How do I calculate Elo rating change after a game?
First calculate the expected score from the rating difference, then subtract that expectation from the actual score and multiply by K. A win uses actual score 1, a draw uses 0.5, and a loss uses 0. The formula is rating change = effective K x (actual score - expected score).
What does a higher K factor do?
A higher K factor makes the same result move ratings more. Newer or faster-changing pools often use higher K values, while more established ratings usually use lower ones for stability. In FIDE-style mode, the selected K can be reduced when K multiplied by games in the rating period would exceed the rating-period limit.
Why does an upset win gain more points than a favourite win?
Because the underdog was expected to score less. When the actual score beats the expectation by a larger margin, the Elo formula produces a larger positive rating change. A favourite can still gain points for winning, but the gain is usually smaller because the result was already likely.
Can a draw make my Elo rating go down?
Yes. A draw is scored as 0.5, so it is only neutral when your expected score is also about 0.5. If you are rated much higher than your opponent, your expected score is above 0.5, and drawing counts as an underperformance. If you are the underdog, the same draw can gain points.
What is the 400-point rule in Elo ratings?
A 400-point rule limits the rating difference used in the expected-score step. In the FIDE 2650+ mode used by this calculator, the cap applies to players rated below 2650, while players rated 2650 or above use the full rating gap. The legacy mode caps every player, and classic Elo mode uses no cap.
Why might my federation’s official update differ slightly?
Official systems may batch several games together, round only at the rating-period level, or apply player-specific K-factor rules and provisional-rating adjustments that a generic one-game estimator does not reproduce fully. The calculator is designed to show the underlying mechanics and likely direction, not to replace the official publication record.
Is Elo rating change always zero-sum?
A simple two-player Elo model with the same K factor and symmetric expectations is zero-sum: one player gains exactly what the other loses. Official systems can break that clean symmetry when players have different K factors, when rating-period caps apply, or when special rules affect one player differently from the other.
Can I use this as a chess Elo calculator?
Yes, it is useful for chess rating change estimates because it includes win, draw, and loss scoring, K-factor controls, FIDE-style rating-gap options, and a rating-period game count. For official FIDE publication checks, compare the result with the federation’s own calculation details because final rounding and player-specific rules can still differ.
Does this calculator work for online ratings like Chess.com or Lichess?

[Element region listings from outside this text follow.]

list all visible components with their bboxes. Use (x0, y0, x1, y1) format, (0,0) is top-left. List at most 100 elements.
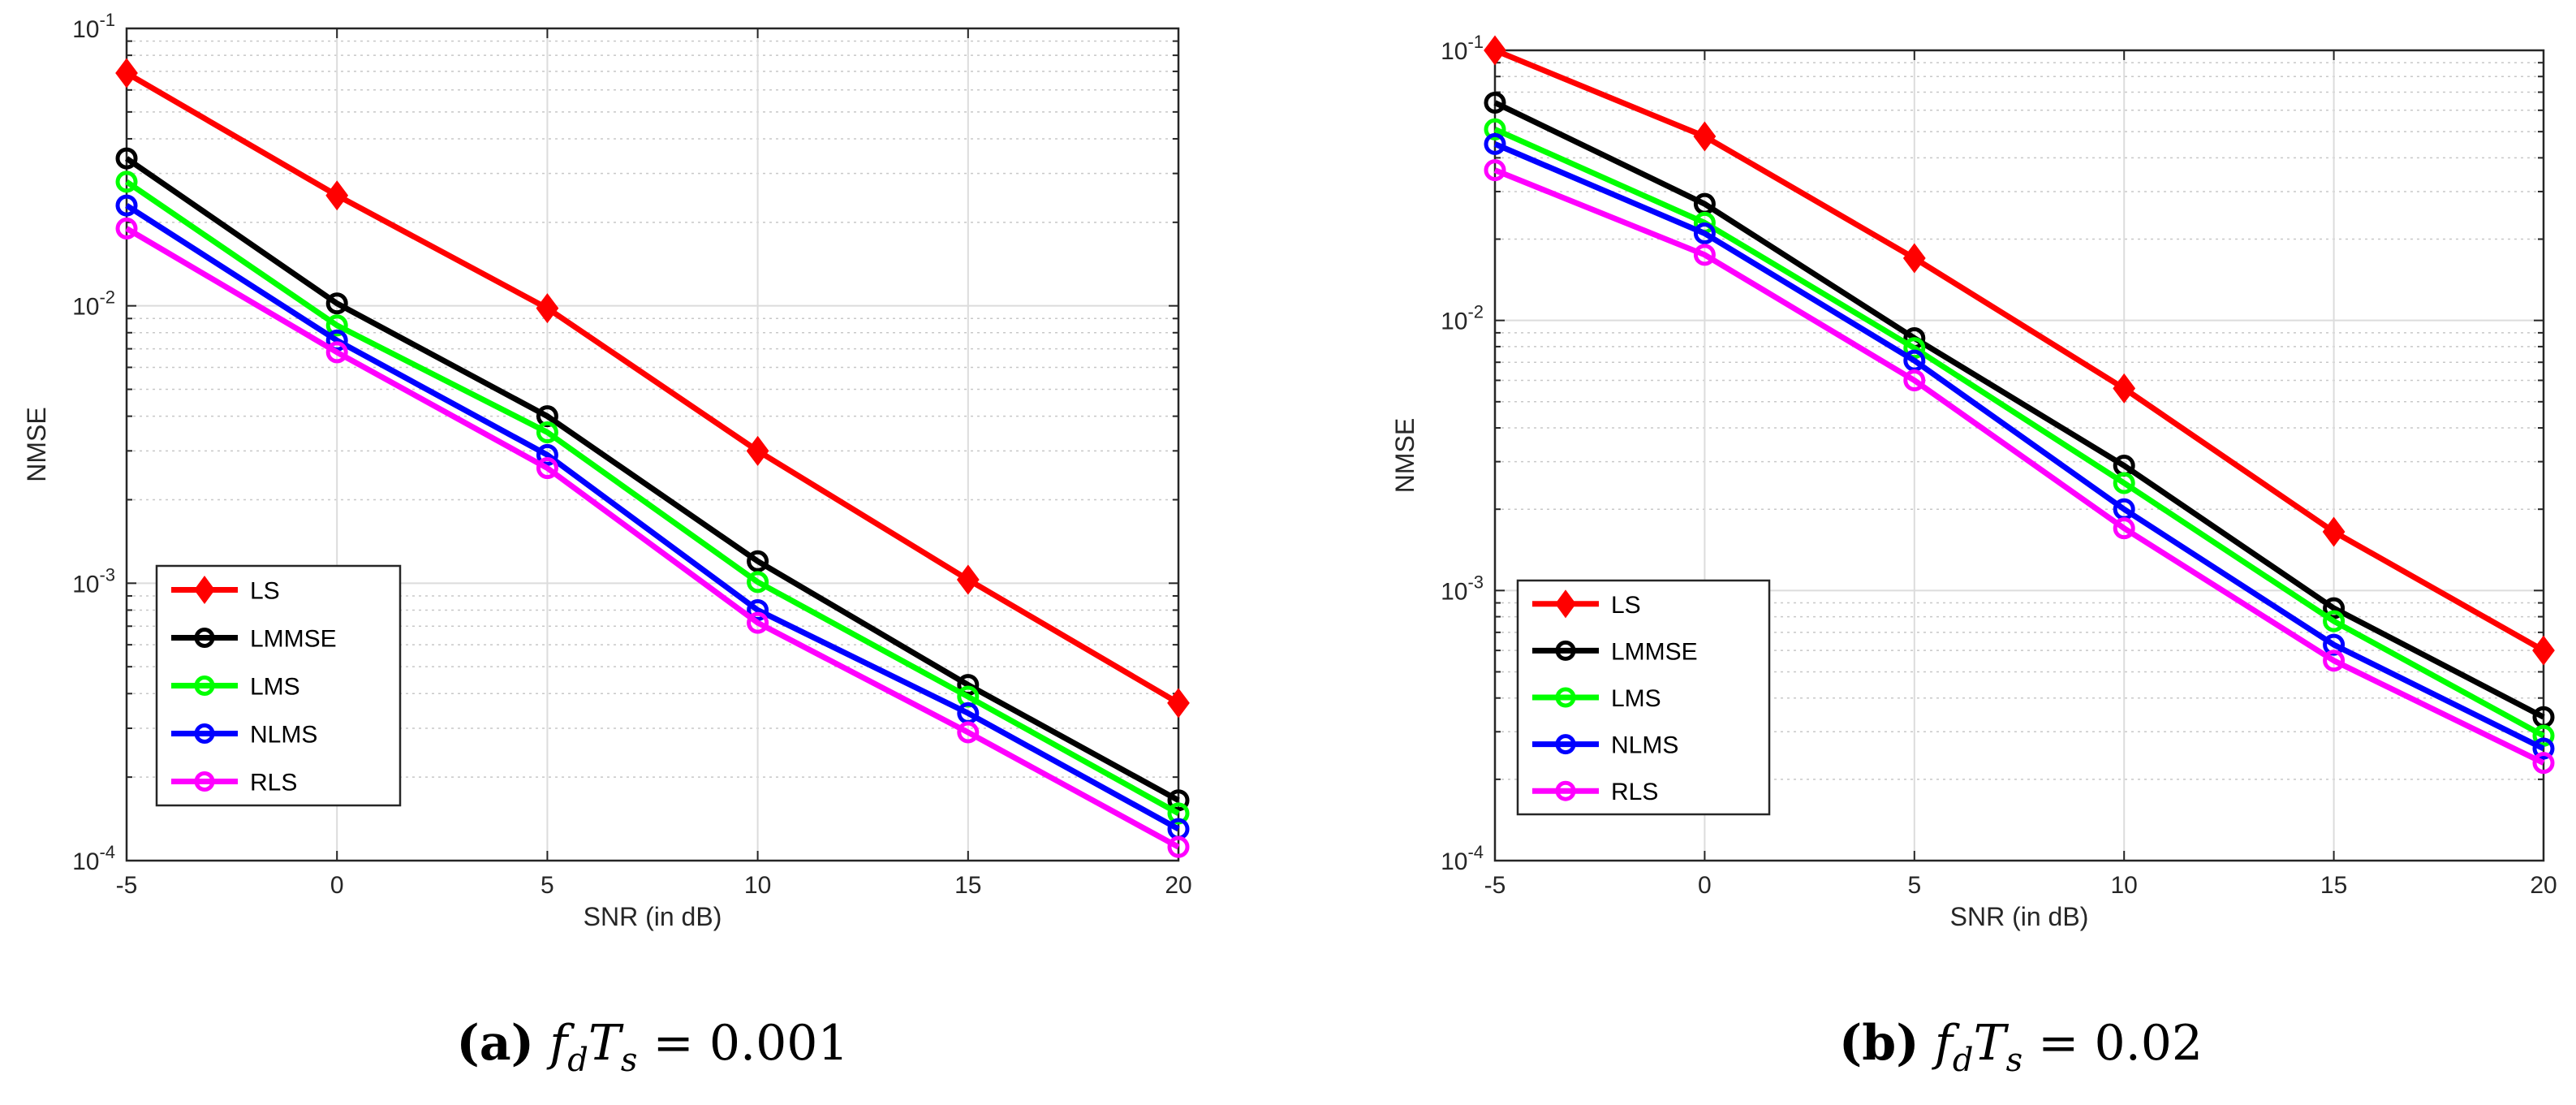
y-tick-exponent: -1 (99, 10, 115, 30)
caption-T: T (588, 1015, 624, 1072)
x-tick-label: 5 (541, 872, 554, 899)
series-nlms (115, 194, 1190, 840)
y-tick-label: 10-3 (72, 564, 115, 598)
data-point-ls (1902, 243, 1926, 274)
series-ls (115, 58, 1190, 719)
legend-item-lms: LMS (1532, 685, 1661, 712)
y-tick-exponent: -3 (99, 564, 115, 585)
x-axis-label: SNR (in dB) (1950, 902, 2089, 931)
caption-sub-d: d (567, 1042, 588, 1079)
data-point-ls (536, 293, 559, 324)
y-tick-exponent: -3 (1467, 572, 1484, 592)
y-tick-exponent: -4 (1467, 842, 1484, 862)
data-point-ls (956, 564, 980, 595)
legend-item-ls: LS (1532, 589, 1641, 619)
data-point-lms (1484, 118, 1506, 140)
x-tick-label: 0 (330, 872, 344, 899)
x-tick-label: 20 (1165, 872, 1191, 899)
legend-marker (194, 723, 215, 744)
y-tick-base: 10 (72, 16, 99, 43)
data-point-lmmse (1167, 789, 1190, 812)
legend-label: LS (1611, 592, 1641, 619)
x-tick-label: -5 (1484, 872, 1506, 899)
data-point-rls (2532, 752, 2555, 775)
caption-label: (a) (456, 1015, 534, 1072)
legend-item-rls: RLS (1532, 779, 1658, 805)
series-line-lmmse (1493, 100, 2545, 720)
data-point-lms (2113, 472, 2135, 494)
data-point-ls (2322, 516, 2346, 547)
data-point-lms (2323, 610, 2346, 632)
y-tick-label: 10-1 (72, 10, 115, 43)
legend-label: LMMSE (1611, 638, 1698, 665)
y-axis-label: NMSE (22, 407, 51, 481)
legend-marker (194, 575, 215, 605)
legend-item-nlms: NLMS (171, 722, 317, 749)
data-point-rls (2323, 650, 2346, 672)
x-tick-label: 5 (1907, 872, 1921, 899)
data-point-lmmse (115, 147, 138, 170)
series-rls (115, 217, 1190, 858)
data-point-lmmse (2323, 597, 2346, 619)
caption-equals: = (637, 1015, 709, 1072)
data-point-lmmse (1484, 91, 1506, 114)
legend-marker (194, 628, 215, 648)
legend-label: NLMS (250, 722, 317, 749)
y-tick-base: 10 (72, 571, 99, 598)
data-point-lms (2532, 724, 2555, 747)
legend-label: LMMSE (250, 626, 337, 653)
legend-marker (1555, 687, 1576, 708)
series-line-ls (1493, 47, 2545, 654)
axes-box (125, 27, 1180, 862)
legend-label: NLMS (1611, 732, 1678, 759)
legend-label: RLS (1611, 779, 1658, 805)
data-point-lms (536, 421, 558, 443)
legend-item-lms: LMS (171, 674, 300, 701)
data-point-lms (747, 571, 769, 594)
legend-marker (1555, 589, 1576, 619)
legend-label: LS (250, 578, 280, 605)
x-tick-label: 10 (2111, 872, 2138, 899)
data-point-lms (1903, 337, 1926, 360)
axes-box (1493, 49, 2545, 862)
y-tick-base: 10 (1441, 38, 1467, 65)
data-point-ls (1167, 688, 1190, 719)
data-point-rls (536, 457, 558, 480)
data-point-ls (2113, 373, 2136, 404)
legend-label: LMS (250, 674, 300, 701)
y-tick-label: 10-4 (72, 842, 115, 875)
y-tick-label: 10-3 (1441, 572, 1484, 605)
figure-caption: (b) fdTs = 0.02 (1839, 1015, 2203, 1079)
y-tick-base: 10 (72, 848, 99, 875)
y-tick-base: 10 (72, 294, 99, 321)
x-axis-label: SNR (in dB) (584, 902, 722, 931)
series-line-lmmse (125, 156, 1180, 803)
caption-T: T (1974, 1015, 2010, 1072)
legend-marker (194, 676, 215, 696)
data-point-rls (1903, 369, 1926, 391)
legend-box (155, 564, 402, 807)
data-point-nlms (115, 194, 138, 217)
series-line-rls (125, 226, 1180, 850)
data-point-nlms (747, 598, 769, 621)
caption-sub-s: s (2006, 1042, 2023, 1079)
data-point-lms (1167, 802, 1190, 825)
data-point-nlms (1484, 132, 1506, 155)
data-point-ls (746, 435, 769, 466)
data-point-lms (115, 170, 138, 193)
y-tick-base: 10 (1441, 848, 1467, 875)
y-tick-label: 10-2 (1441, 302, 1484, 335)
legend-marker (194, 771, 215, 792)
caption-equals: = (2022, 1015, 2094, 1072)
x-tick-label: 15 (2320, 872, 2347, 899)
legend-item-ls: LS (171, 575, 280, 605)
caption-sub-d: d (1953, 1042, 1974, 1079)
caption-label: (b) (1839, 1015, 1919, 1072)
legend-item-rls: RLS (171, 770, 297, 796)
legend-item-nlms: NLMS (1532, 732, 1678, 759)
y-tick-base: 10 (1441, 578, 1467, 605)
data-point-ls (325, 180, 349, 211)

It can explain the broad idea of expected score and rating movement, but Chess.com and Lichess do not publish ratings with a fixed-K classical Elo formula. They use Glicko-style systems that include rating uncertainty, so online rating changes can differ substantially from a standard Elo estimate.
What K factor should I choose?
Use the K factor that matches the system you are trying to approximate. Many chess explanations use K=40 for newer or junior players, K=20 for established players below master-level thresholds, and K=10 for highly established top players. For a private game ladder, choose a higher K for faster movement and a lower K for more stable ratings.
Why does the calculator show all win, draw, and loss outcomes?
The scenario table answers the most common planning question before a match: how much could my rating change for each possible result? Seeing all three outcomes at once makes upset value, draw risk, and favourite penalty easier to compare than recalculating the page three separate times.
What is the difference between Elo and MMR?
Elo is a specific rating model with a defined expected-score formula and K-factor update. MMR usually means matchmaking rating, a broader term that can use Elo, Glicko, TrueSkill-style systems, proprietary platform models, or hidden adjustments. Use classic Elo mode for transparent experiments, but do not assume every MMR system updates exactly this way.